Is it possible to search with substring ?
Best regards~

nitelyEsteban Castro Borsani
  • 9
  • 11 Jun '16

That's not possible with haystack, AFAIK. Not even in search engines like google. This is likely the reason why.

Edit: there is the autocomplete feature, but it's only good for autocomplete, not for getting actual search results (ie: won't return all topics matching "proper", only the first one). if you type "prop", it will match "proper", but if you type "prop implementation" it will match nothing.

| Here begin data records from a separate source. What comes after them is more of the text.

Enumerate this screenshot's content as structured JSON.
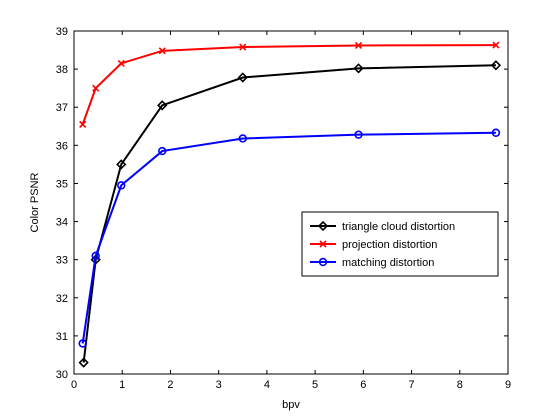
{
  "chart_data": {
    "type": "line",
    "title": "",
    "xlabel": "bpv",
    "ylabel": "Color PSNR",
    "xlim": [
      0,
      9
    ],
    "ylim": [
      30,
      39
    ],
    "xticks": [
      0,
      1,
      2,
      3,
      4,
      5,
      6,
      7,
      8,
      9
    ],
    "yticks": [
      30,
      31,
      32,
      33,
      34,
      35,
      36,
      37,
      38,
      39
    ],
    "grid": false,
    "legend_position": "center-right",
    "series": [
      {
        "name": "triangle cloud distortion",
        "color": "#000000",
        "marker": "diamond",
        "x": [
          0.2,
          0.45,
          0.98,
          1.83,
          3.5,
          5.9,
          8.75
        ],
        "y": [
          30.3,
          33.0,
          35.5,
          37.05,
          37.78,
          38.02,
          38.1
        ]
      },
      {
        "name": "projection distortion",
        "color": "#ff0000",
        "marker": "x",
        "x": [
          0.18,
          0.45,
          0.98,
          1.83,
          3.5,
          5.9,
          8.75
        ],
        "y": [
          36.55,
          37.5,
          38.15,
          38.48,
          38.58,
          38.62,
          38.63
        ]
      },
      {
        "name": "matching distortion",
        "color": "#0000ff",
        "marker": "circle",
        "x": [
          0.18,
          0.45,
          0.98,
          1.83,
          3.5,
          5.9,
          8.75
        ],
        "y": [
          30.8,
          33.1,
          34.95,
          35.85,
          36.18,
          36.28,
          36.33
        ]
      }
    ]
  }
}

Edit2: Just tried it, it's possible using EdgeNgramField yeeey

  • 12 Jun '16

thanks for your assistance~~
Best regards~~

nitelyEsteban Castro Borsani
  • 5
  • 16 Jun '16

NgramField is actually what you want. I was about to make this the default instead of a simple CharField, but the index becomes huge, since what you store is every sub-string that form a word, ie: for the "hello" word it will store "hello", "hell", "hel", "he", "h", "ello", "llo", "lo", "o"

For topic titles it may be ok, but when comments are included, the index will be quite large (~100 times larger in my tests).

Edit. I guess I could make this a setting...
Edit2. Indexing a topic with 10K comments of about 500chars each becomes extremely slow with whoosh, should be ok on other search engines.
Edit3. Apparently is not the fact that whoosh is slow the problem but that it loads the entire index in memory, so if you have enough RAM it should be ok. The index is about 1GB on a DB with 1K comments of about 100 unique words each. The index size grows by unique word. A bazillion comments with the same words over and over again will generate a pretty small index at least in whoosh. When using a CharField, the index is about 15MB. In conclusion, don't use NgramField when using Whoosh as search engine backend.